Седой оглаживает черное с зеленью оперение стрелы. Наша стрела, орочья — егерская. "Быстрый яд". Раненый успел еще открыть рот и прохрипеть что-то — потом пошли судороги. Жаль, я так и не запомнил его имени. Поворачиваюсь к пленному — с него уже сняли шлем. Недомерок — орк...
— Сборы. Седой — полевой допрос, и валим.
Седой коротко отработал пленному ножом по сухожилиям и вбил крик ему в глотку, ломая зубы. Мы еще не успели навьючить волков, а информация уже потекла рекой.
Есть в бывшем Минас-Моргуле один из гондорцев, помощник коменданта. Орков ловили многих; поначалу просто казнили всех, но потом этот помощник коменданта сумел отобрать из пленников тех, кто готов помогать гондорцам.
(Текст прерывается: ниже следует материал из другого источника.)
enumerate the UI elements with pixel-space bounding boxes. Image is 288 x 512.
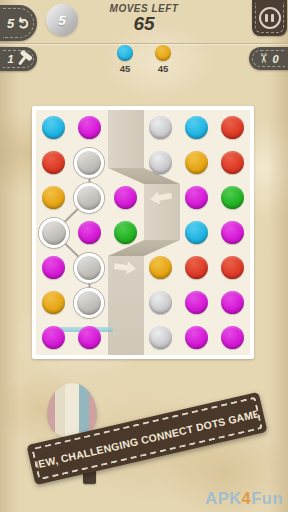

Помогать ловить других орков. Правила просты — по твоей наводке перебили орков — получай плошку еды, и умри не сегодня. Самым отличившимся в борьбе за дело Света, идейным, типа этой парочки недомерков, даже оружие выдавали. А ведь орки знают, как и где другие орки любят скрываться. Знают мелкие горные тропочки. Могут вести наблюдение за долиной и хребтами ночью. Да и нюх у орков хороший, не в пример людям. Вот по нашему следу нюхом орки и вели патруль, не зря Чхыгыр порошок свой сыпал. Такая тебе дружба с людьми... Седой уже хотел кончать предателя, когда я остановил его.
— Постой. Меня еще удивило, почему пещера в глубине гор пустая — ни скелетов, ни следов борьбы. Не должно так быть, оттуда гражданских так чисто не сковырнешь. Спроси-ка, может, тоже эти крысы поучаствовали?..
Седой глянул на пленника, и заледенел на месте. Ответ ясен по глазам...
— Горящий. Ты знаешь... мне кажется, просто так умереть для него — много чести.
Мы двинули в ночь в боевом порядке. Предатель остался лежать на земле, живой, с перерезанными сухожилиями. Вбитые в землю колышки фиксировали ему руки и ноги, пробив суставы и фиксируя внутренности, а рот разевался в беззвучном крике.
За нами будет погоня. Тащить преследователей за собой в живые орочьи поселения — безрассудство. Какая разница, куда бежать? Поэтому, хохмы ради, мы бежим к Ородруину.